Power Factor 1.00 Er is met een DC voeding getest. Dit houdt in dat er geen blindvermogen is en dus is de powerfactor altijd 1 maar verder niet relevant.
THD NaN % Total Harmonic Distortion, is niet aanwezig daar een DC spanning is gebruikt en dientengevolge een DC stroom gelopen heeft.
Lichtstroom 135 lm Met een fotogoniometer gemeten, berekening zoals aangegeven in LM79-08.
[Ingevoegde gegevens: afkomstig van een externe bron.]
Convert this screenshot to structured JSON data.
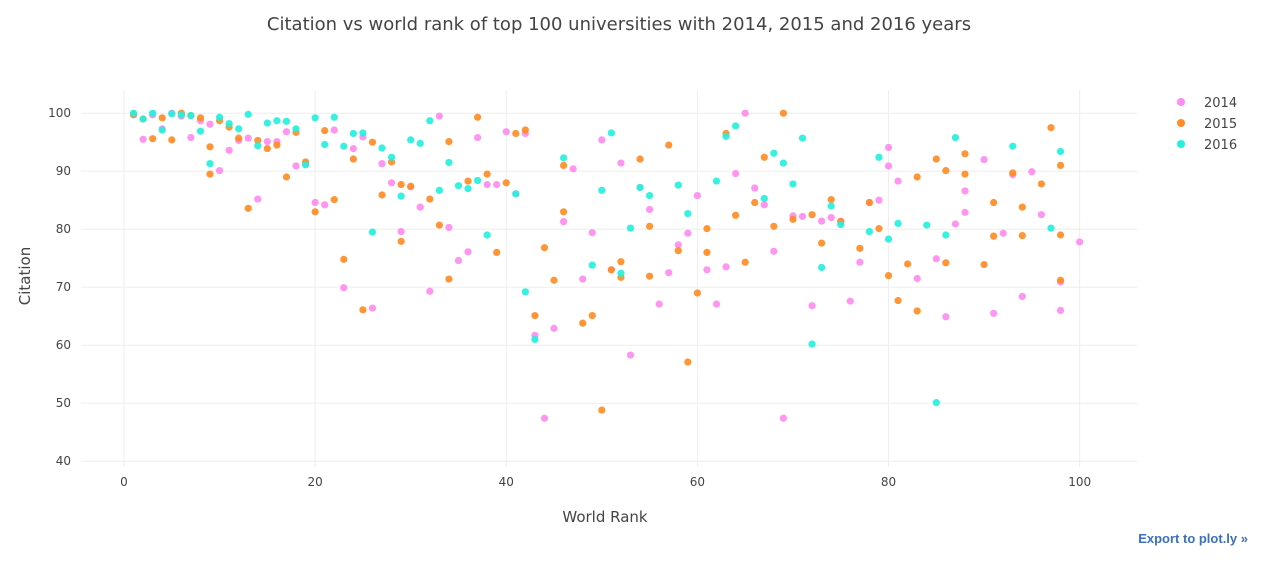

Efficiëntie 55 lm/W Let hierbij op, er is een DC voeding gebruikt. Deze efficientie is voor de led alleen en is zonder een eventuele voeding die de 230 V naar DC stroom moet omzetten. Men moet rekening houden met extra verlies voor een omzetting van 230 V AC naar een gelijkspanning en gelijkstroom, tenzij de lamp wordt aangesloten op een DC gelijkspanning van bijvoorbeeld een accu.
EU2013-label classificatie A+ De energieklasse, van A++ (meest efficiënt) tot en met E (minst efficiënt). Dit label is de update van het voorgaande label, verplicht vanaf sept 2013.
CRI_Ra -24 Color Rendering Index oftewel de kleurweergave index.
CQS 0.2 CQS (v9.0.3) is een verbeterde indicator (ipv CRI) over hoe goed kleuren worden weergegeven.
Coordinaten kleursoort diagram x=0.7201 en y=0.1464
Fitting 24V DC Deze strip wordt aangesloten op 24V DC.
PAR waarde 0.2 uMol/s/m2 Het aantal fotonen wat een gemiddelde plant ziet in het licht van deze lamp, geldend op 1 m afstand van de lamp en ge-extrapoleerd naar 1 m^2 oppervlak.
PAR fotonrendement 0.3 uMol/s/We Het aantal fotonen wat een gemiddelde plant ziet in het licht van deze lamp.
Fotonstroom 1.3 uMol/s Het aantal fotonen wat zit in het licht van deze lamp (zonder weging).
S/P ratio 3.1 Dit is de factor die aangeeft hoeveel keer efficiënter deze lamp is in het generen van visueel effectief licht voor het menselijk oog, bij nachtgevoeligheid (vergeleken met daggevoeligheid).
L x B x H afmetingen 1000 mm x 8 mm x 2.2 mm Buitenafmetingen van de lamp.
L x B afmetingen lichtruimte 122.5 mm x 3 mm Afmetingen van het gebied waar het licht vandaan komt. Het is het oppervlak van de leds tezamen. Deze parameters worden in een Eulumdatfile gebruikt.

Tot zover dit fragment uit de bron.